2. Für die Praxis folgt daraus ein u.U. ganz erheblicher Ermittlungsaufwand. Für mehr oder weniger "überschlägige" Beurteilungen der üblichen Jahresrohmiete und dessen, was der Steuerpflichtige als Ertragsminderung zu "vertreten" hat, ist kein Raum. Zur Begrenzung des Kostenaufwands und -risikos kann es deshalb empfehlenswert sein, insoweit eine tatsächliche Verständigung herbeizuführen.

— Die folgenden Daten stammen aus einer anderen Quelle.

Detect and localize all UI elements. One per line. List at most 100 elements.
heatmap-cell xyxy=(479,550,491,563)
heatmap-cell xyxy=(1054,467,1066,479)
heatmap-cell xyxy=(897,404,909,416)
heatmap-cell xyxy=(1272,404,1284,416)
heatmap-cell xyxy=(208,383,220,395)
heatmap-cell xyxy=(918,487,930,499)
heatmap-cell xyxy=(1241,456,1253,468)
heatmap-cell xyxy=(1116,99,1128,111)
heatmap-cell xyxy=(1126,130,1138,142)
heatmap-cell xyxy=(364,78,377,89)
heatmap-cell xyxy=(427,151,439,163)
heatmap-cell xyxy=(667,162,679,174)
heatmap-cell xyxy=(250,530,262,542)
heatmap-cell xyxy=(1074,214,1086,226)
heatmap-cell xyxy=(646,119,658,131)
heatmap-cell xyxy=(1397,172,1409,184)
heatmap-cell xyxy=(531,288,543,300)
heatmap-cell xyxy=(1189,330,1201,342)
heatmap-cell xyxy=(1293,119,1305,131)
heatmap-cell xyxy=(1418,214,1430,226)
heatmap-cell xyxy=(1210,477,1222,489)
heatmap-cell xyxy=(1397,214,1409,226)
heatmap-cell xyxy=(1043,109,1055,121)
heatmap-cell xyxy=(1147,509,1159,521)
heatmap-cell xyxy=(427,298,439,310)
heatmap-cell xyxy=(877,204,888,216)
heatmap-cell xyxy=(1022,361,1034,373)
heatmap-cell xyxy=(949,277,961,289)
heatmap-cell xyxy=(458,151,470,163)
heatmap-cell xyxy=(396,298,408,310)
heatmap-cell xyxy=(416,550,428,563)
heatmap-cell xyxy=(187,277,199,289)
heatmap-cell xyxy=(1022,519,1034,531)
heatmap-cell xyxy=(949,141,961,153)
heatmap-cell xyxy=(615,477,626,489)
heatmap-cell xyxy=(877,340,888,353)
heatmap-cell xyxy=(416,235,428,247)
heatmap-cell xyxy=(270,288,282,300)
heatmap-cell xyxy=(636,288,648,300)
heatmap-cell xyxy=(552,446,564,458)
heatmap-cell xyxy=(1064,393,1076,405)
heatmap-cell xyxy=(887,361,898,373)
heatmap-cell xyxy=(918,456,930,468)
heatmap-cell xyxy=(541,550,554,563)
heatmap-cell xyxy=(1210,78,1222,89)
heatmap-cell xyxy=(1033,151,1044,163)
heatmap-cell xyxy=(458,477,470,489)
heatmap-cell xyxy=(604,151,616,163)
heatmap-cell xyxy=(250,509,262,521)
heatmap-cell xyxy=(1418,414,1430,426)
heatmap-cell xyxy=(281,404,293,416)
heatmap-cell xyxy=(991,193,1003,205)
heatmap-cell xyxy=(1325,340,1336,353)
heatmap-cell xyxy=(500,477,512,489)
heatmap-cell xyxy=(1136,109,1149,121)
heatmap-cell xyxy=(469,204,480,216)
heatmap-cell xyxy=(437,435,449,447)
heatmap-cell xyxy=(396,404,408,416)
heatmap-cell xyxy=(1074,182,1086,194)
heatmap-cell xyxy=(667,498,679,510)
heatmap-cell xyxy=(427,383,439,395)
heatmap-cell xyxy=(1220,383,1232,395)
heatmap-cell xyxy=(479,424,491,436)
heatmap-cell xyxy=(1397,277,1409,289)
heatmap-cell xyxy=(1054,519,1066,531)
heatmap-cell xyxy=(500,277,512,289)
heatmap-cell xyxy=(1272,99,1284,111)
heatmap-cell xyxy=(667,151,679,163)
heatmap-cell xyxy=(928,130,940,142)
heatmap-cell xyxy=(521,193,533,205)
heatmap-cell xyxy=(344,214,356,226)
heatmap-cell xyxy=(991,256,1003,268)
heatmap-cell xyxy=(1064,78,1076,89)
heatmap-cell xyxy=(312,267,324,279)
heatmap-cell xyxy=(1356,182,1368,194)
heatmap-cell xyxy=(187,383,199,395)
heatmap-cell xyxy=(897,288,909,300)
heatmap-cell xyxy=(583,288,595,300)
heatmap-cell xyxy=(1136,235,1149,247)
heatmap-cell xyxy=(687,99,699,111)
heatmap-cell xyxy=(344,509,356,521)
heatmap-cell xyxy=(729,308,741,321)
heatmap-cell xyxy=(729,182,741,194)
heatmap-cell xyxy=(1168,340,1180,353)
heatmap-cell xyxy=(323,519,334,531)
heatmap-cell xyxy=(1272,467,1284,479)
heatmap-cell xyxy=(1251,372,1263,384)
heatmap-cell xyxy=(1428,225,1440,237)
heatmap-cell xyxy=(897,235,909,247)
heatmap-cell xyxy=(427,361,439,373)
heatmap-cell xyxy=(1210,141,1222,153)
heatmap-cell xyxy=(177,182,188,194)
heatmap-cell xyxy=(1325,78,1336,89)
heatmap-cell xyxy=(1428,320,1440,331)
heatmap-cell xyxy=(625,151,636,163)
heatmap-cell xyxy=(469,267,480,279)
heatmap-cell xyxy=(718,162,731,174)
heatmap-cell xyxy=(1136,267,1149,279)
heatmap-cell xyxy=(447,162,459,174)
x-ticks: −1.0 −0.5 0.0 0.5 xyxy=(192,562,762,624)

3. Der Gesetzgeber hat die Voraussetzungen für einen Grundsteuererlass ab 1.1.2008 verschärft, um Grundsteuerausfälle der Kommunen zu vermeiden. Nunmehr ist ein Grundsteuererlass gem. § 33 Abs. 1 GrStG n.F. nur zu gewähren, wenn bei Betrieben der Land- und Forstwirtschaft und bei bebauten Grundstücken der normale Rohertrag des Steuergegenstandes um mehr als 50 Prozent gemindert ist; die Ermittlung der Ertragsminderung wurde vereinfacht. Der BFH (BFH, Urteil vom 18.4.2012, II R 36/10, BFH/NV 2012, 1263, BFH/PR 2012, 286) hat das rückwirkende Inkrafttreten des § 33 Abs. 1 GrStG n.F. ausdrücklich gebilligt. Über die hiergegen anhängige Verfassungsbeschwerde ist noch nicht entschieden.